— Mon jeune ami, le fils du Ministre, est venu me voir tantôt. J’en ai appris de belles par lui ! Cet affreux Flatmark épouse votre fille. C’est un coup monté ! Ils se sont vus à Obersee, d’où vous arrivez vous-même. Ceci, madame, n’était pas tout à fait dans nos conventions.

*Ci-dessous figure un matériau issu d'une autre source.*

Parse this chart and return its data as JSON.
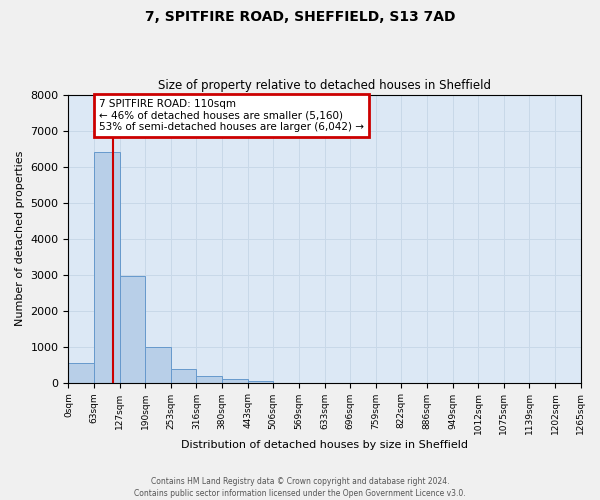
{
  "title": "7, SPITFIRE ROAD, SHEFFIELD, S13 7AD",
  "subtitle": "Size of property relative to detached houses in Sheffield",
  "xlabel": "Distribution of detached houses by size in Sheffield",
  "ylabel": "Number of detached properties",
  "bar_edges": [
    0,
    63,
    127,
    190,
    253,
    316,
    380,
    443,
    506,
    569,
    633,
    696,
    759,
    822,
    886,
    949,
    1012,
    1075,
    1139,
    1202,
    1265
  ],
  "bar_heights": [
    550,
    6400,
    2950,
    980,
    380,
    175,
    100,
    50,
    0,
    0,
    0,
    0,
    0,
    0,
    0,
    0,
    0,
    0,
    0,
    0
  ],
  "bar_color": "#b8cfe8",
  "bar_edge_color": "#6699cc",
  "property_line_x": 110,
  "property_line_color": "#cc0000",
  "ylim": [
    0,
    8000
  ],
  "yticks": [
    0,
    1000,
    2000,
    3000,
    4000,
    5000,
    6000,
    7000,
    8000
  ],
  "xtick_labels": [
    "0sqm",
    "63sqm",
    "127sqm",
    "190sqm",
    "253sqm",
    "316sqm",
    "380sqm",
    "443sqm",
    "506sqm",
    "569sqm",
    "633sqm",
    "696sqm",
    "759sqm",
    "822sqm",
    "886sqm",
    "949sqm",
    "1012sqm",
    "1075sqm",
    "1139sqm",
    "1202sqm",
    "1265sqm"
  ],
  "annotation_title": "7 SPITFIRE ROAD: 110sqm",
  "annotation_line1": "← 46% of detached houses are smaller (5,160)",
  "annotation_line2": "53% of semi-detached houses are larger (6,042) →",
  "annotation_box_color": "#cc0000",
  "grid_color": "#c8d8e8",
  "background_color": "#dce8f5",
  "footer_line1": "Contains HM Land Registry data © Crown copyright and database right 2024.",
  "footer_line2": "Contains public sector information licensed under the Open Government Licence v3.0."
}
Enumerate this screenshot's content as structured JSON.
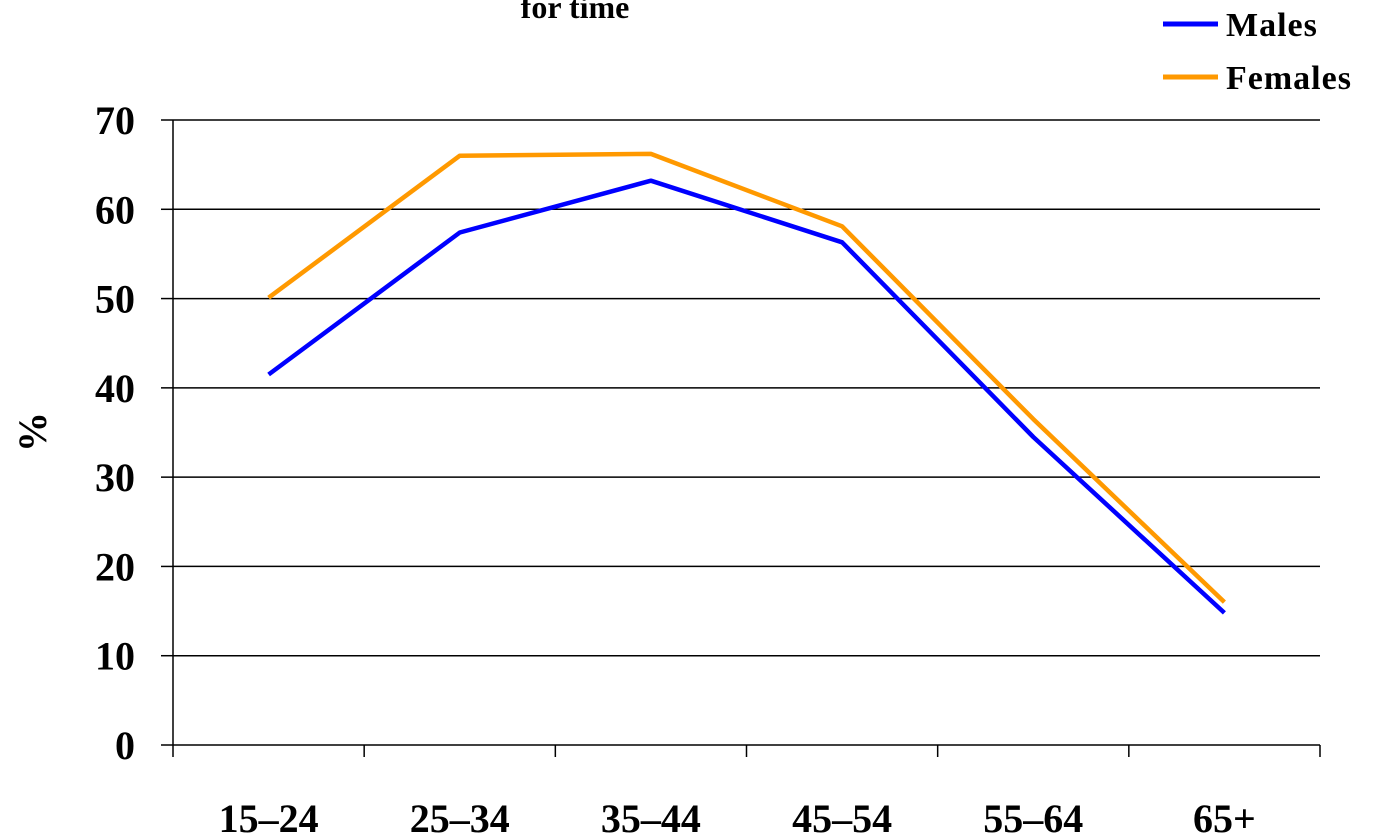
{
  "chart_data": {
    "type": "line",
    "title": "for time",
    "xlabel": "",
    "ylabel": "%",
    "categories": [
      "15–24",
      "25–34",
      "35–44",
      "45–54",
      "55–64",
      "65+"
    ],
    "ylim": [
      0,
      70
    ],
    "yticks": [
      0,
      10,
      20,
      30,
      40,
      50,
      60,
      70
    ],
    "grid": true,
    "legend_position": "top-right",
    "series": [
      {
        "name": "Males",
        "color": "#0000ff",
        "values": [
          41.5,
          57.4,
          63.2,
          56.3,
          34.5,
          14.8
        ]
      },
      {
        "name": "Females",
        "color": "#ff9900",
        "values": [
          50.1,
          66.0,
          66.2,
          58.1,
          36.5,
          16.0
        ]
      }
    ]
  }
}
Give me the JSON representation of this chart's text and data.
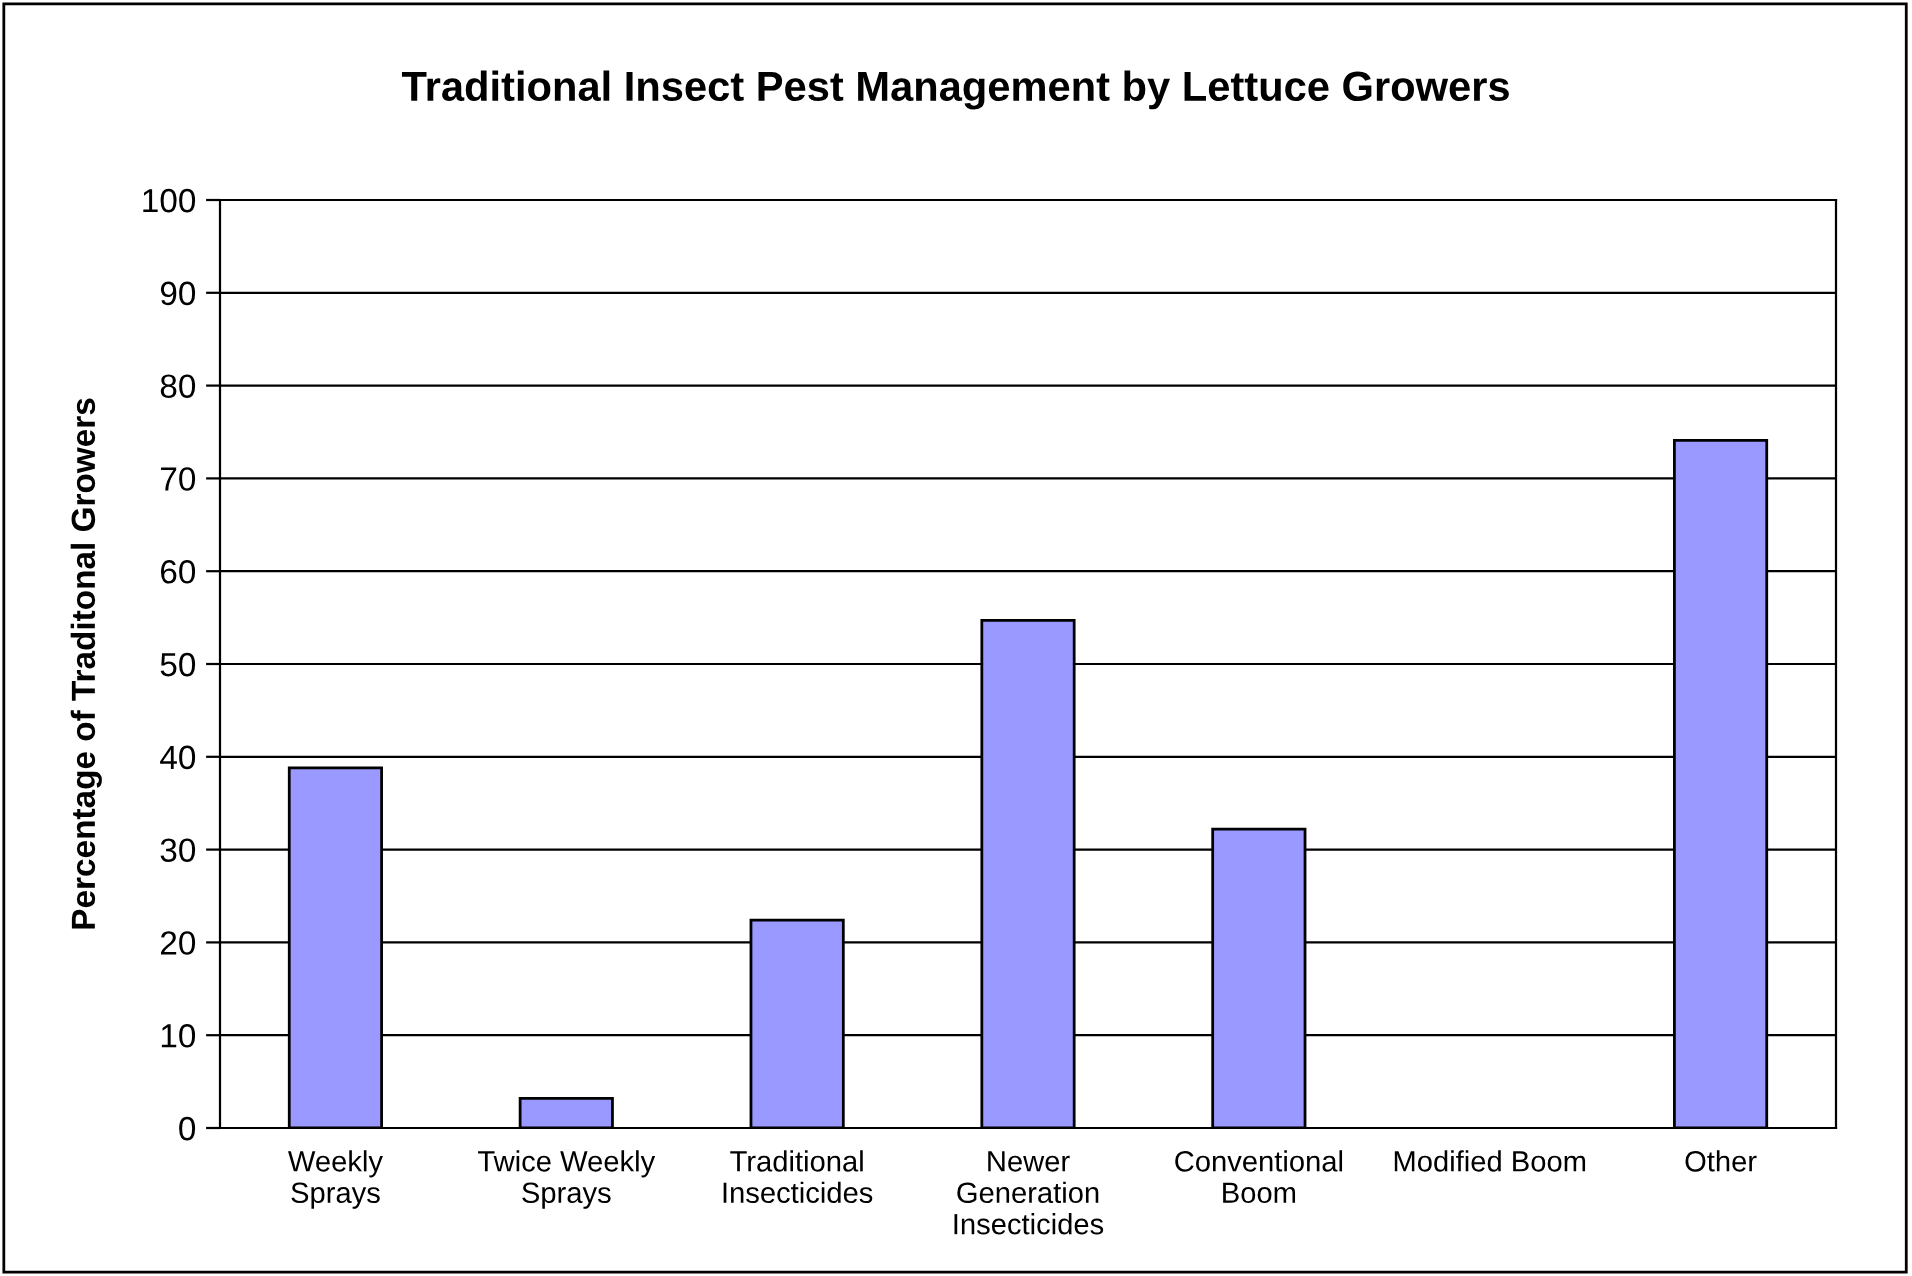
{
  "chart_data": {
    "type": "bar",
    "title": "Traditional Insect Pest Management by Lettuce Growers",
    "ylabel": "Percentage of Traditonal Growers",
    "categories": [
      "Weekly\nSprays",
      "Twice Weekly\nSprays",
      "Traditional\nInsecticides",
      "Newer\nGeneration\nInsecticides",
      "Conventional\nBoom",
      "Modified Boom",
      "Other"
    ],
    "values": [
      38.8,
      3.2,
      22.4,
      54.7,
      32.2,
      0,
      74.1
    ],
    "color": "#9999ff",
    "ylim": [
      0,
      100
    ],
    "yticks": [
      0,
      10,
      20,
      30,
      40,
      50,
      60,
      70,
      80,
      90,
      100
    ],
    "grid": "y",
    "legend": false
  }
}
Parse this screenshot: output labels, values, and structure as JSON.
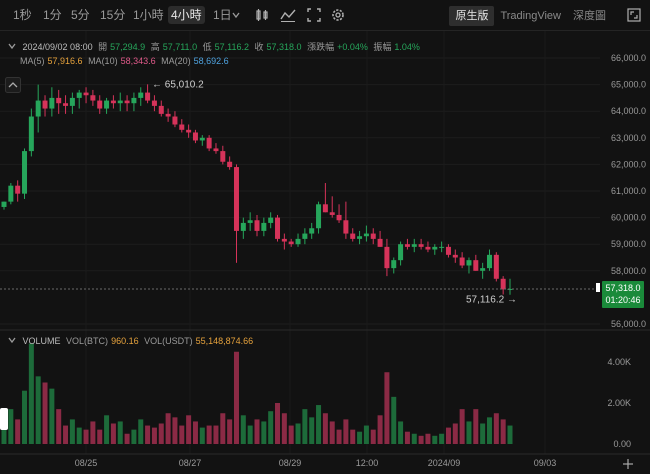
{
  "toolbar": {
    "timeframes": [
      "1秒",
      "1分",
      "5分",
      "15分",
      "1小時",
      "4小時",
      "1日"
    ],
    "active_timeframe": "4小時",
    "modes": [
      "原生版",
      "TradingView",
      "深度圖"
    ],
    "active_mode": "原生版"
  },
  "info": {
    "date": "2024/09/02 08:00",
    "open_label": "開",
    "open": "57,294.9",
    "high_label": "高",
    "high": "57,711.0",
    "low_label": "低",
    "low": "57,116.2",
    "close_label": "收",
    "close": "57,318.0",
    "change_label": "漲跌幅",
    "change": "+0.04%",
    "amp_label": "振幅",
    "amp": "1.04%",
    "ma5_label": "MA(5)",
    "ma5": "57,916.6",
    "ma10_label": "MA(10)",
    "ma10": "58,343.6",
    "ma20_label": "MA(20)",
    "ma20": "58,692.6"
  },
  "volume_info": {
    "volume_label": "VOLUME",
    "btc_label": "VOL(BTC)",
    "btc": "960.16",
    "usdt_label": "VOL(USDT)",
    "usdt": "55,148,874.66"
  },
  "annotations": {
    "high_marker": "65,010.2",
    "low_marker": "57,116.2",
    "last_price": "57,318.0",
    "countdown": "01:20:46"
  },
  "colors": {
    "up": "#26a65b",
    "down": "#d6335a",
    "vol_up": "#1d6b3a",
    "vol_down": "#8b2a45",
    "ma5": "#e6a23c",
    "ma10": "#e05a8a",
    "ma20": "#4fa3e0",
    "last_price_bg": "#1a8a3a"
  },
  "chart_data": {
    "type": "candlestick",
    "price_axis_ticks": [
      "66,000.0",
      "65,000.0",
      "64,000.0",
      "63,000.0",
      "62,000.0",
      "61,000.0",
      "60,000.0",
      "59,000.0",
      "58,000.0",
      "56,000.0"
    ],
    "price_range": [
      55900,
      66600
    ],
    "volume_axis_ticks": [
      "4.00K",
      "2.00K",
      "0.00"
    ],
    "volume_range": [
      0,
      5000
    ],
    "time_labels": [
      "08/25",
      "08/27",
      "08/29",
      "12:00",
      "2024/09",
      "09/03"
    ],
    "candles": [
      [
        60400,
        60600,
        60300,
        60600,
        1600
      ],
      [
        60600,
        61300,
        60500,
        61200,
        1700
      ],
      [
        61200,
        61400,
        60600,
        60900,
        1200
      ],
      [
        60900,
        62600,
        60700,
        62500,
        2600
      ],
      [
        62500,
        64100,
        62300,
        63800,
        4900
      ],
      [
        63800,
        65000,
        63200,
        64400,
        3300
      ],
      [
        64400,
        64600,
        63800,
        64100,
        3000
      ],
      [
        64100,
        64900,
        63800,
        64500,
        2700
      ],
      [
        64500,
        64800,
        63900,
        64300,
        1700
      ],
      [
        64300,
        64600,
        63900,
        64200,
        900
      ],
      [
        64200,
        64700,
        63900,
        64500,
        1200
      ],
      [
        64500,
        64800,
        64100,
        64700,
        800
      ],
      [
        64700,
        64900,
        64300,
        64600,
        700
      ],
      [
        64600,
        64800,
        64200,
        64400,
        1100
      ],
      [
        64400,
        64600,
        63900,
        64100,
        700
      ],
      [
        64100,
        64500,
        63900,
        64400,
        1400
      ],
      [
        64400,
        64600,
        64100,
        64300,
        1000
      ],
      [
        64300,
        64700,
        64000,
        64400,
        1100
      ],
      [
        64400,
        64600,
        64000,
        64300,
        500
      ],
      [
        64300,
        64700,
        64000,
        64500,
        700
      ],
      [
        64500,
        64900,
        64200,
        64700,
        1200
      ],
      [
        64700,
        65010,
        64300,
        64400,
        900
      ],
      [
        64400,
        64600,
        64000,
        64200,
        800
      ],
      [
        64200,
        64400,
        63800,
        63900,
        1000
      ],
      [
        63900,
        64100,
        63600,
        63800,
        1500
      ],
      [
        63800,
        64000,
        63400,
        63500,
        1300
      ],
      [
        63500,
        63700,
        63200,
        63300,
        900
      ],
      [
        63300,
        63500,
        63000,
        63200,
        1400
      ],
      [
        63200,
        63300,
        62800,
        62900,
        1100
      ],
      [
        62900,
        63100,
        62700,
        63000,
        800
      ],
      [
        63000,
        63100,
        62500,
        62600,
        900
      ],
      [
        62600,
        62800,
        62400,
        62500,
        900
      ],
      [
        62500,
        62700,
        62000,
        62100,
        1500
      ],
      [
        62100,
        62300,
        61800,
        61900,
        1200
      ],
      [
        61900,
        62000,
        58300,
        59500,
        4500
      ],
      [
        59500,
        60000,
        59200,
        59800,
        1400
      ],
      [
        59800,
        60200,
        59500,
        59900,
        900
      ],
      [
        59900,
        60100,
        59300,
        59500,
        1200
      ],
      [
        59500,
        60000,
        59300,
        59800,
        1100
      ],
      [
        59800,
        60200,
        59600,
        60000,
        1600
      ],
      [
        60000,
        60100,
        59100,
        59200,
        2000
      ],
      [
        59200,
        59400,
        58800,
        59100,
        1500
      ],
      [
        59100,
        59200,
        58900,
        59000,
        900
      ],
      [
        59000,
        59400,
        58900,
        59200,
        1000
      ],
      [
        59200,
        59600,
        59000,
        59400,
        1700
      ],
      [
        59400,
        59800,
        59200,
        59600,
        1300
      ],
      [
        59600,
        60600,
        59400,
        60500,
        1900
      ],
      [
        60500,
        61300,
        60200,
        60200,
        1500
      ],
      [
        60200,
        60800,
        60000,
        60100,
        1100
      ],
      [
        60100,
        60500,
        59800,
        59900,
        700
      ],
      [
        59900,
        60600,
        59200,
        59400,
        1200
      ],
      [
        59400,
        59600,
        59100,
        59200,
        700
      ],
      [
        59200,
        59500,
        59000,
        59300,
        600
      ],
      [
        59300,
        59700,
        59100,
        59400,
        900
      ],
      [
        59400,
        59600,
        59000,
        59200,
        700
      ],
      [
        59200,
        59500,
        58900,
        58900,
        1400
      ],
      [
        58900,
        59200,
        57800,
        58100,
        3500
      ],
      [
        58100,
        58500,
        57900,
        58400,
        2300
      ],
      [
        58400,
        59100,
        58200,
        59000,
        1100
      ],
      [
        59000,
        59200,
        58800,
        58900,
        600
      ],
      [
        58900,
        59200,
        58700,
        59000,
        500
      ],
      [
        59000,
        59200,
        58800,
        58900,
        400
      ],
      [
        58900,
        59100,
        58700,
        58800,
        500
      ],
      [
        58800,
        59000,
        58600,
        58900,
        400
      ],
      [
        58900,
        59100,
        58700,
        58900,
        500
      ],
      [
        58900,
        59000,
        58500,
        58600,
        800
      ],
      [
        58600,
        58800,
        58300,
        58500,
        1000
      ],
      [
        58500,
        58700,
        58100,
        58200,
        1700
      ],
      [
        58200,
        58500,
        57900,
        58400,
        1100
      ],
      [
        58400,
        58600,
        58000,
        58000,
        1700
      ],
      [
        58000,
        58300,
        57700,
        58100,
        1000
      ],
      [
        58100,
        58800,
        58000,
        58600,
        1300
      ],
      [
        58600,
        58700,
        57600,
        57700,
        1500
      ],
      [
        57700,
        57800,
        57110,
        57300,
        1200
      ],
      [
        57300,
        57700,
        57100,
        57318,
        900
      ]
    ]
  }
}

Relevant la tête à ce langage dont le sans-gêne m’exaspérait, je ripostai :
— Nous ne sommes pas convenus que vous vous mêleriez de savoir, avant que je le sache moi-même, qui épouse ma fille ou qui ne l’épouse pas. Faites attention, d’ailleurs, que vous me parliez l’autre jour, à cette même place, d’une certaine demoiselle, qui a des caprices, et de son père qui va être fait baron.
Peut-être avais-je un peu dépassé les bornes. Peut-être avais-je oublié que le sentiment le plus fort chez Mathieu Kardaun était la tendresse pour sa fille.
— Je vous ai parlé comme un triple sot, répondit-il, Et surtout, je n’avais pas vu alors ce que je viens de voir : Mina, ma pauvre Mina, mon enfant bien-aimée, sanglotant comme une malheureuse… Comprenez-vous que cet imbécile m’a tout raconté devant elle ?… Baron ! moi ! Pensez-vous, par hasard, que je ne prendrais pas le bateau demain, que je ne retournerais pas dans le plus misérable des hameaux de la Grande-Prairie pour y pétrir la pâte, si c’était le moyen de donner à ma fille l’homme que son cœur — Dieu le bénisse ! — a choisi ?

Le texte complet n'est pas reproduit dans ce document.